Ordinarily this space is confined to blog posts about North American graves. But, vacation abroad and a visit to one of the most famous graves in whole of England merits a slight and hopefully memorable change of pace.
In 1564, in the small village of Stratford-upon-Avon, William Shakespeare was born, the son of John and Mary Shakespeare. John was a prosperous glove maker but his son was destined to become one of the most celebrated playwrights and poets in the whole and long literary history of England.
It is difficult to estimate his influence on drama, the English language, poetry, and the lives of countless high school students worldwide who have read his works and been tested accordingly.
The sole industry in sleepy Stratford is selling Shakespeare. His image is seen everywhere—selling ice creams, on store fronts, in alcoves, in statuary in the park, on signage of all kinds. Shakespeare is seen everywhere. Without the Shakespeare birthplace, Ann Hathaway’s cottage, his daughter’s home—Hall’s Croft, his mother’s farm, along with his burial place in Holy Trinity, Stratford would most likely be no bigger than neighboring Henley. It is also the home of the Swan Theater and the Royal Shakespeare Company. But, be sure Shakespeare not only left a mark on sleepy Stratford, but all of literature.

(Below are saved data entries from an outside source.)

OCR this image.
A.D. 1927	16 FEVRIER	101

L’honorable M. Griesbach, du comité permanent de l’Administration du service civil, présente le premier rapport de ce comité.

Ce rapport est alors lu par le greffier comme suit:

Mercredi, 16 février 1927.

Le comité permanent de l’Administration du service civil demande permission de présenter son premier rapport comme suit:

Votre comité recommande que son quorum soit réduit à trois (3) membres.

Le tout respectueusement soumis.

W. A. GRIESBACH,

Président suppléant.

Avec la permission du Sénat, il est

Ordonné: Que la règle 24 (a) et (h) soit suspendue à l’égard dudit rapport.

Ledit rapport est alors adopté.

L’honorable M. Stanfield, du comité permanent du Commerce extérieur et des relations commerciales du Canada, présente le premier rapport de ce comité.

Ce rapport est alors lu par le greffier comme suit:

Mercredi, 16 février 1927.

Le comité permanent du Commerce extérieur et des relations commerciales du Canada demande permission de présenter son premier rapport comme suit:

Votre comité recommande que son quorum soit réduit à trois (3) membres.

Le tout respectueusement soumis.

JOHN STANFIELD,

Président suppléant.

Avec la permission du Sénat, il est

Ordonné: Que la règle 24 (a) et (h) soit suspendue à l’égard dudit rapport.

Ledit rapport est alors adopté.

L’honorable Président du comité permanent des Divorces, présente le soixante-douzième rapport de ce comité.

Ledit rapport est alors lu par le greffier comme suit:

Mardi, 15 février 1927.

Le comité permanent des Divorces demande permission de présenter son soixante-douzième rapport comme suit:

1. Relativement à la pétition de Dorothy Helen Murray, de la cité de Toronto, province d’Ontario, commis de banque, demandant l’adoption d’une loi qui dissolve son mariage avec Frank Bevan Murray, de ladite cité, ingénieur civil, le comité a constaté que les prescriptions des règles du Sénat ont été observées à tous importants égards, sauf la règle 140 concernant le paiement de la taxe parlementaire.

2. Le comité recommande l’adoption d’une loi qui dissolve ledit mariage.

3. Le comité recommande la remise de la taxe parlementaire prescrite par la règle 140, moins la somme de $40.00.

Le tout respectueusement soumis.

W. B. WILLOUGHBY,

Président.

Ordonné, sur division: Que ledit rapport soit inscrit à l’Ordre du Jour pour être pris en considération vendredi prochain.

In the floor of the chancel at the Holy Trinity Church at Stratford-upon-Avon is the grave of William Shakespeare with what may be the world’s most well-known epitaph:
GOOD FRIENDS FOR JESUS SAKE FOREBEARE,
TO DIGG THE DUST ENCLOASED HEARE.
BLESE BE YE MAN TY SPARE THES STONES,
AND CURST BE HE TY MOVES MY BONES.
In addition to the grave in the chancel, a memorial bust on the chancel wall honors William Shakespeare, as well.